Back in 2016 (and beyond), I used to write letters to our first stillborn son, Isaac. When I finally gathered the courage to reopen the journal, this time to write to Jack, I couldn’t do it. Instead, I wrote to Isaac again. He’d be turning seven years old this July, and I will never stop thinking about who he would have been. I share these profoundly personal letters with the internet, not for attention or pity, but so that those who go through this horrible experience might find they are not alone. I share so that people might better understand what their friends or family are going through.
Dearest Isaac,
I haven’t written in years, and life has changed so much. You would be six years old, almost seven really, if you were here with us where you always belonged. I didn’t plan to write to you tonight, but when I opened the journal the idea of writing to you felt more tolerable and somehow right.

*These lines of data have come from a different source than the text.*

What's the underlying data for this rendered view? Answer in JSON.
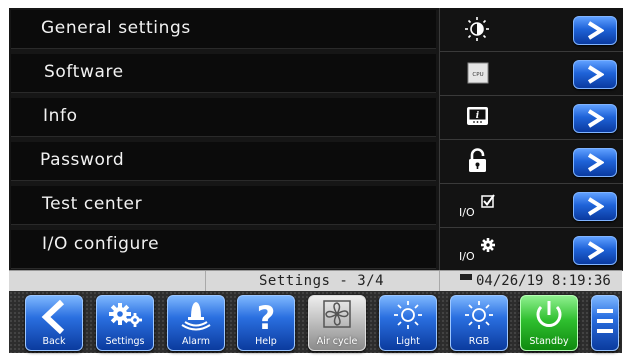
{
  "menu": [
    {
      "label": "General settings",
      "icon": "brightness-contrast-icon"
    },
    {
      "label": "Software",
      "icon": "cpu-icon"
    },
    {
      "label": "Info",
      "icon": "info-display-icon"
    },
    {
      "label": "Password",
      "icon": "unlock-icon"
    },
    {
      "label": "Test center",
      "icon": "io-check-icon"
    },
    {
      "label": "I/O configure",
      "icon": "io-gear-icon"
    }
  ],
  "icon_text": {
    "cpu": "CPU",
    "io": "I/O"
  },
  "status": {
    "page": "Settings - 3/4",
    "datetime": "04/26/19 8:19:36"
  },
  "toolbar": [
    {
      "label": "Back",
      "icon": "back-arrow-icon",
      "style": "blue"
    },
    {
      "label": "Settings",
      "icon": "gears-icon",
      "style": "blue"
    },
    {
      "label": "Alarm",
      "icon": "alarm-icon",
      "style": "blue"
    },
    {
      "label": "Help",
      "icon": "help-icon",
      "style": "blue"
    },
    {
      "label": "Air cycle",
      "icon": "fan-icon",
      "style": "gray"
    },
    {
      "label": "Light",
      "icon": "light-icon",
      "style": "blue"
    },
    {
      "label": "RGB",
      "icon": "rgb-light-icon",
      "style": "blue"
    },
    {
      "label": "Standby",
      "icon": "power-icon",
      "style": "green"
    },
    {
      "label": "",
      "icon": "menu-icon",
      "style": "blue"
    }
  ],
  "colors": {
    "accent_blue": "#1f63d8",
    "standby_green": "#2fbf2f",
    "panel": "#161616",
    "status_bar": "#d9d9d9"
  }
}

I never pictured you alone. I’ve always imagined you were somewhere with Bup Bup Sandy. I later assumed you’d been joined by Nana (but Nana at her peak, not how she was in her last years) and, eventually, Bup Bup Saul. Now you’ve been joined by someone very very special. On January 27th, your youngest brother, Jack, came to be with you. Mommy, Daddy, Max, Asher, and Caleb all wanted to keep him here, but for some reason we could not. Maybe you needed him more? Honestly, that’s the ONLY reason there could possibly be for us to live through this pain again.
Losing Jack has torn open wounds in my heart and mind that I had so carefully worked to patch together over the past six years. You and Jack are part of a life that I will never have, but will always want. This time, there is no trying again. There will be no health milestones as we prepare to add another baby to our family. There is no patch for this loss, and I might be forced to face it head-on this time. It’s not that I ever replaced you. However, I certainly distracted myself from the gaping hole in my world by having your brothers. I love them with all I have left, but right now, when I look at them, I only see that you and Jack are missing. I see how big they are getting and wonder what you would be like. You would probably be in First Grade. I’m sure you would love our new house and would wrangle your younger brothers like a champ. I look at Caleb, and he is such a big boy compared to sweet and tiny Jack. It feels like people are missing.
This still feels like some bad dream that I am bound to wake up from soon. But it is not. You and Jack are gone. PLEASE take care of him. Protect him and ensure he knows how loved he is and always will be, just as you are.